Background and purpose COVID-19 is an infectious disease caused by Severe Acute Respiratory Syndrome Coronavirus 2 (SARS-CoV-2). Apart from respiratory complications, acute cerebrovascular disease (CVD) has been observed in some patients with COVID-19. Therefore, we described the clinical characteristics, laboratory features, treatment and outcomes of CVD complicating SARS-CoV-2 infection.

Materials and methods Demographic and clinical characteristics, laboratory findings, treatments and clinical outcomes were collected and analysed. Clinical characteristics and laboratory findings of patients with COVID-19 with or without new-onset CVD were compared.

Results Of 219 patients with COVID-19, 10 (4.6%) developed acute ischaemic stroke and 1 (0.5%) had intracerebral haemorrhage. COVID-19 with new onset of CVD were significantly older (75.7±10.8 years vs 52.1±15.3 years, p<0.001), more likely to present with severe COVID-19 (81.8% vs 39.9%, p<0.01) and were more likely to have cardiovascular risk factors, including hypertension, diabetes and medical history of CVD (all p<0.05). In addition, they were more likely to have increased inflammatory response and hypercoagulable state as reflected in C reactive protein (51.1 (1.3–127.9) vs 12.1 (0.1–212.0) mg/L, p<0.05) and D-dimer (6.9 (0.3–20.0) vs 0.5 (0.1–20.0) mg/L, p<0.001). Of 10 patients with ischemic stroke; 6 received antiplatelet treatment with aspirin or clopidogrel; and 3 of them died.
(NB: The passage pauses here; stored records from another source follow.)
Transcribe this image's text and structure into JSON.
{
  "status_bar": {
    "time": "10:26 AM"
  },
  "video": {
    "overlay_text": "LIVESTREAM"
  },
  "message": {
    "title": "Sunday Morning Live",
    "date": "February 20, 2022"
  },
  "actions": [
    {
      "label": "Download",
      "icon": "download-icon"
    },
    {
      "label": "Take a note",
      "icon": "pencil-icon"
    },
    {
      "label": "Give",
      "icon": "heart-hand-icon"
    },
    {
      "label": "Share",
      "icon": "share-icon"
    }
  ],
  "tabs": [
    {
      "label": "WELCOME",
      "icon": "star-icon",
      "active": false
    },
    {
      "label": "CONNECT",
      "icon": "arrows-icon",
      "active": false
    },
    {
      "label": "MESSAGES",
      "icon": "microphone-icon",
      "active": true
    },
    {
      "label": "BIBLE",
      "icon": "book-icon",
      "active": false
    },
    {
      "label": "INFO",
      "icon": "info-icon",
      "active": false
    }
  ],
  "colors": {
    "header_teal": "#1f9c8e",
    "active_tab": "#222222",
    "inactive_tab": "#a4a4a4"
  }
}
The other four patients received anticoagulant treatment with enoxaparin and 2 of them died. As of 24 March 2020, six patients with CVD died (54.5%).
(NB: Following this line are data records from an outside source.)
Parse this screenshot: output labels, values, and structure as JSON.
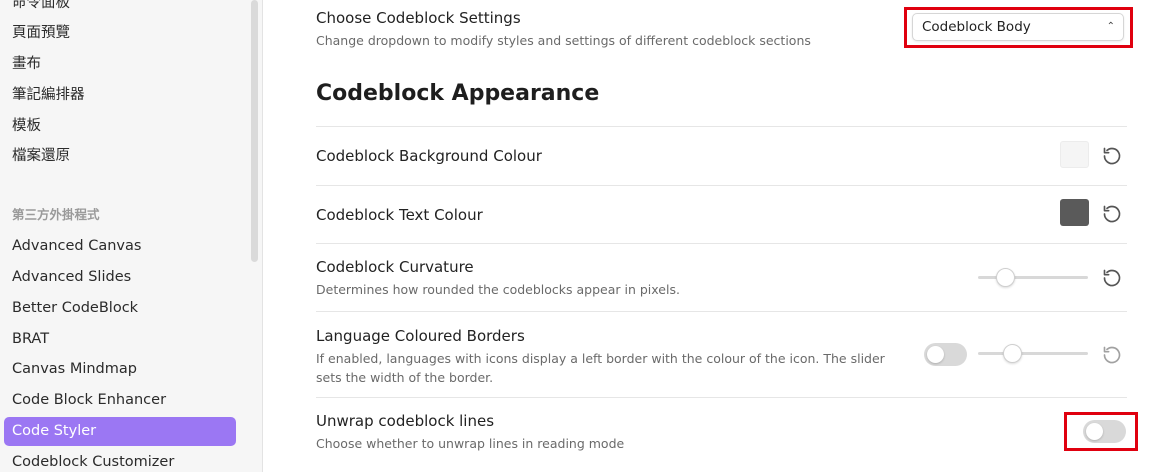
{
  "sidebar": {
    "core_items": [
      {
        "label": "命令面板"
      },
      {
        "label": "頁面預覽"
      },
      {
        "label": "畫布"
      },
      {
        "label": "筆記編排器"
      },
      {
        "label": "模板"
      },
      {
        "label": "檔案還原"
      }
    ],
    "plugins_heading": "第三方外掛程式",
    "plugin_items": [
      {
        "label": "Advanced Canvas",
        "active": false
      },
      {
        "label": "Advanced Slides",
        "active": false
      },
      {
        "label": "Better CodeBlock",
        "active": false
      },
      {
        "label": "BRAT",
        "active": false
      },
      {
        "label": "Canvas Mindmap",
        "active": false
      },
      {
        "label": "Code Block Enhancer",
        "active": false
      },
      {
        "label": "Code Styler",
        "active": true
      },
      {
        "label": "Codeblock Customizer",
        "active": false
      }
    ]
  },
  "settings": {
    "choose": {
      "name": "Choose Codeblock Settings",
      "desc": "Change dropdown to modify styles and settings of different codeblock sections",
      "selected": "Codeblock Body"
    },
    "section_heading": "Codeblock Appearance",
    "background": {
      "name": "Codeblock Background Colour",
      "color": "#f5f5f5"
    },
    "text_colour": {
      "name": "Codeblock Text Colour",
      "color": "#5a5a5a"
    },
    "curvature": {
      "name": "Codeblock Curvature",
      "desc": "Determines how rounded the codeblocks appear in pixels.",
      "slider_fraction": 0.2
    },
    "borders": {
      "name": "Language Coloured Borders",
      "desc": "If enabled, languages with icons display a left border with the colour of the icon. The slider sets the width of the border.",
      "enabled": false,
      "slider_fraction": 0.28
    },
    "unwrap": {
      "name": "Unwrap codeblock lines",
      "desc": "Choose whether to unwrap lines in reading mode",
      "enabled": false
    }
  },
  "colors": {
    "accent": "#9b77f3",
    "highlight_box": "#e0000f"
  },
  "icons": {
    "reset": "reset-icon",
    "dropdown": "chevron-up-down-icon"
  }
}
Conclusion Acute CVD is not uncommon in COVID-19. Our findings suggest that older patients with risk factors are more likely to develop CVD. The development of CVD is an important negative prognostic factor which requires further study to identify optimal management strategy to combat the COVID-19 outbreak.

  • stroke
  • Cerebrovascular disease
  • COVID-19
  • Anticoagulation therapy
  • Thromboembolic events
http://creativecommons.org/licenses/by-nc/4.0/

This is an open access article distributed in accordance with the Creative Commons Attribution Non Commercial (CC BY-NC 4.0) license, which permits others to distribute, remix, adapt, build upon this work non-commercially, and license their derivative works on different terms, provided the original work is properly cited, appropriate credit is given, any changes made indicated, and the use is non-commercial. See: http://creativecommons.org/licenses/by-nc/4.0/.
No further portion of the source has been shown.